Después de un intenso y fecundo veraneo exploratorio estoy en condiciones de anunciarles oficialmente que en el Caribe son más felices que nosotros. Son más pobres
(en general), tienen problemas sociales graves y sin embargo disfrutan de una mayor alegría.
Las Antillas mayores y menores
son el afortunado resultado de un cruce de culturas con toques africanos e hispanos que merecería la pena investigar. Cubanos o dominicanos, jamaicanos o portorriqueños albergan un gusto por la vida verdaderamente envidiable, que se concreta
en un evidente buen humor, una capacidad para bailar y cantar diariamente y un agradecimiento sorprendente hacia el mero hecho de estar vivos.
Lejos
de mí idealizar las cosas. Son países sin clase media, con una privilegiada casta rica, a caballo entre el Caribe y los Estados Unidos, y una inmensa base social pobre; son sociedades sin apenas estructura estatal y con mucha corrupción
y machismo, en los que los hombres abandonan a las mujeres y las dejan solas con la prole. Pero hace tiempo que vengo reflexionando sobre el hecho de que lo contrario –más justicia económica, menos desorden social y más riqueza–
no parece garantizar la alegría ¿Será verdad, al final, que el bienestar económico no da la felicidad?
En
Santo Domingo, este verano, he tenido experiencias de una gratuidad en el trato y un desprendimiento que aquí serían inimaginables. Y he asistido a escenas incomprensibles para un europeo: madres jovencísimas, tirando del caballo de un
turista, mientras cantan canciones alegremente; gente que te regala su compañía o sus cosas sin esperar nada a cambio, y operarios que son lentos en su trabajo pero que acuden volados a ayudarte porque se lo pide un amigo.
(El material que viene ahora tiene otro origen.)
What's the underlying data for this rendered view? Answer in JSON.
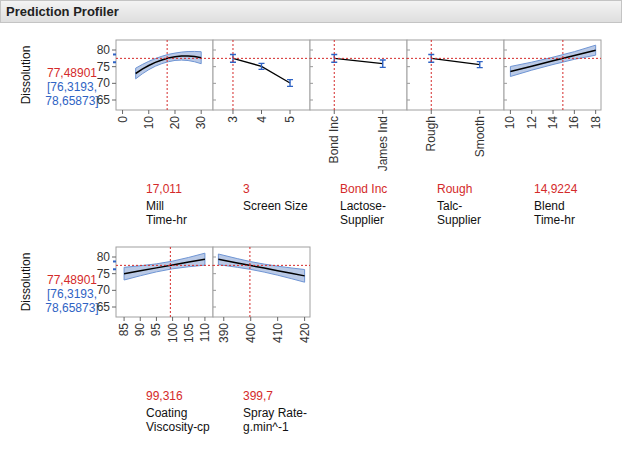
{
  "title": "Prediction Profiler",
  "response": {
    "name": "Dissolution",
    "value": {
      "value": 77.48901,
      "label": "77,48901"
    },
    "ci": [
      {
        "value": 76.3193,
        "label": "[76,3193,"
      },
      {
        "value": 78.65873,
        "label": "78,65873]"
      }
    ]
  },
  "chart_data": [
    {
      "type": "line",
      "xlabel": [
        "Mill",
        "Time-hr"
      ],
      "current": {
        "value": 17.011,
        "label": "17,011"
      },
      "xlim": [
        -2.5,
        34.5
      ],
      "xticks": [
        0,
        10,
        20,
        30
      ],
      "ylim": [
        62,
        83
      ],
      "yticks": [
        65,
        70,
        75,
        80
      ],
      "x": [
        5,
        7.5,
        10,
        12.5,
        15,
        17.5,
        20,
        22.5,
        25,
        27.5,
        30
      ],
      "values": [
        72.95,
        74.24,
        75.35,
        76.28,
        77.02,
        77.59,
        77.97,
        78.17,
        78.19,
        78.02,
        77.68
      ],
      "lower": [
        71.35,
        72.84,
        74.1,
        75.13,
        75.92,
        76.49,
        76.87,
        76.97,
        76.84,
        76.47,
        75.88
      ],
      "upper": [
        74.55,
        75.64,
        76.6,
        77.43,
        78.12,
        78.69,
        79.07,
        79.37,
        79.54,
        79.57,
        79.48
      ]
    },
    {
      "type": "point",
      "xlabel": [
        "Screen Size"
      ],
      "current": 3,
      "line_style": "solid",
      "xlim": [
        2.3,
        5.7
      ],
      "xticks": [
        3,
        4,
        5
      ],
      "ylim": [
        62,
        83
      ],
      "yticks": [
        65,
        70,
        75,
        80
      ],
      "tick_labels": "x",
      "x": [
        3,
        4,
        5
      ],
      "values": [
        77.49,
        75.1,
        70.1
      ],
      "errors": [
        1.17,
        0.9,
        1.0
      ]
    },
    {
      "type": "point",
      "xlabel": [
        "Lactose-",
        "Supplier"
      ],
      "current": "Bond Inc",
      "line_style": "solid",
      "ylim": [
        62,
        83
      ],
      "yticks": [
        65,
        70,
        75,
        80
      ],
      "tick_labels": "x",
      "categories": [
        "Bond Inc",
        "James Ind"
      ],
      "values": [
        77.49,
        75.9
      ],
      "errors": [
        1.17,
        1.1
      ]
    },
    {
      "type": "point",
      "xlabel": [
        "Talc-",
        "Supplier"
      ],
      "current": "Rough",
      "line_style": "solid",
      "ylim": [
        62,
        83
      ],
      "yticks": [
        65,
        70,
        75,
        80
      ],
      "tick_labels": "x",
      "categories": [
        "Rough",
        "Smooth"
      ],
      "values": [
        77.49,
        75.6
      ],
      "errors": [
        1.17,
        0.9
      ]
    },
    {
      "type": "line",
      "xlabel": [
        "Blend",
        "Time-hr"
      ],
      "current": {
        "value": 14.9224,
        "label": "14,9224"
      },
      "xlim": [
        9.4,
        18.5
      ],
      "xticks": [
        10,
        12,
        14,
        16,
        18
      ],
      "ylim": [
        62,
        83
      ],
      "yticks": [
        65,
        70,
        75,
        80
      ],
      "tick_labels": "x",
      "x": [
        10,
        12,
        14,
        16,
        18
      ],
      "values": [
        73.55,
        75.15,
        76.75,
        78.35,
        79.95
      ],
      "lower": [
        72.05,
        73.95,
        75.65,
        77.2,
        78.45
      ],
      "upper": [
        75.05,
        76.35,
        77.85,
        79.5,
        81.45
      ]
    },
    {
      "type": "line",
      "xlabel": [
        "Coating",
        "Viscosity-cp"
      ],
      "current": {
        "value": 99.316,
        "label": "99,316"
      },
      "xlim": [
        82.5,
        112.5
      ],
      "xticks": [
        85,
        90,
        95,
        100,
        105,
        110
      ],
      "ylim": [
        62,
        83
      ],
      "yticks": [
        65,
        70,
        75,
        80
      ],
      "x": [
        85,
        90,
        95,
        100,
        105,
        110
      ],
      "values": [
        75.0,
        75.87,
        76.74,
        77.61,
        78.48,
        79.35
      ],
      "lower": [
        73.1,
        74.37,
        75.54,
        76.46,
        77.08,
        77.55
      ],
      "upper": [
        76.9,
        77.37,
        77.94,
        78.76,
        79.88,
        81.15
      ]
    },
    {
      "type": "line",
      "xlabel": [
        "Spray Rate-",
        "g.min^-1"
      ],
      "current": {
        "value": 399.7,
        "label": "399,7"
      },
      "xlim": [
        386,
        422
      ],
      "xticks": [
        390,
        400,
        410,
        420
      ],
      "ylim": [
        62,
        83
      ],
      "yticks": [
        65,
        70,
        75,
        80
      ],
      "tick_labels": "x",
      "x": [
        388,
        395,
        400,
        405,
        410,
        415,
        420
      ],
      "values": [
        79.3,
        78.22,
        77.44,
        76.67,
        75.89,
        75.12,
        74.34
      ],
      "lower": [
        77.7,
        76.92,
        76.27,
        75.47,
        74.54,
        73.52,
        72.44
      ],
      "upper": [
        80.9,
        79.52,
        78.61,
        77.87,
        77.24,
        76.72,
        76.24
      ]
    }
  ]
}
Es verdad que en el Caribe la feracidad de la tierra impide que haya miseria, pero no faltan atolladeros ni desvelos ¿Por qué, sin embargo, la gente está
contenta? Desde que he regresado a Europa he tenido que cerrar un par de novelas que amenazaban con deprimirme hasta el hastío y compruebo otra vez que hablar con los demás o escuchar las noticias es exponerse a un chubasco de quejas amargas.
Es como si nuestro Viejo Continente estuviese cansado.
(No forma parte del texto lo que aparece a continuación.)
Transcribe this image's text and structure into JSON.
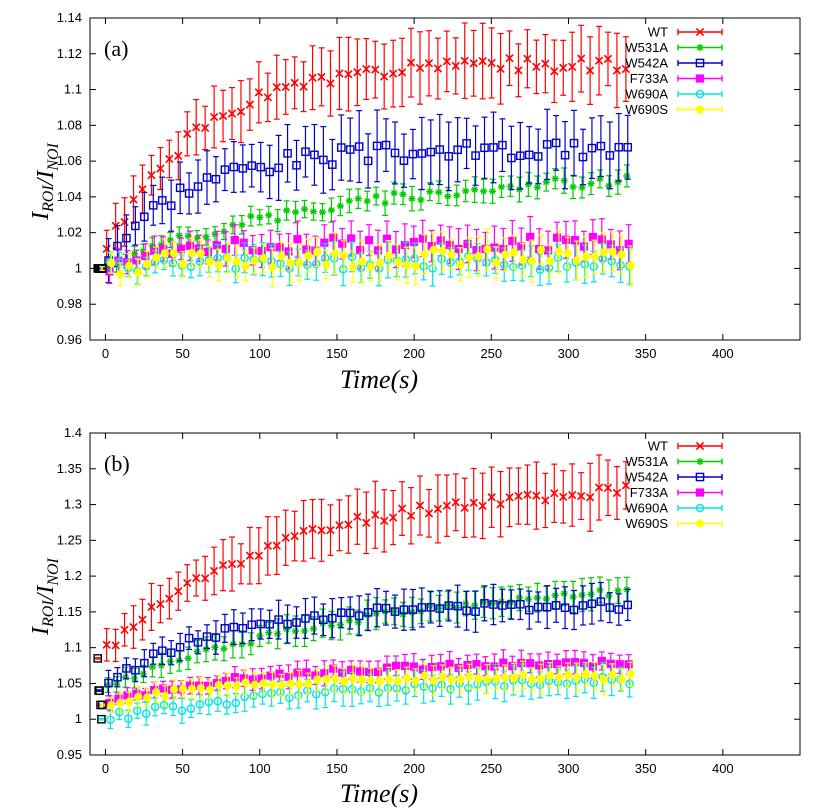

Me dice mi amigo Antonio, de Almería, que un estudio sobre
la secularización indica que algunos países muy baqueteados por la falta de esperanza están saliendo adelante muy poco a poco (Holanda, Francia) y que otros, tradicionalmente esperanzados, están en lo más hondo de la secularización,
concretamente Italia y España.
Me pregunto si este dato tiene que ver con lo anterior ¿Podría ser que
nuestro país hubiese apostado erróneamente por el materialismo y lo estuviese pagando con falta de alegría? Sólo eso me permite explicarme que países más pobres y con mayores dificultades tengan ciudadanos más
contentos. Habría que preguntarse qué extraño mecanismo del alma nos hace tan difícil celebrar diariamente este precioso regalo de la existencia.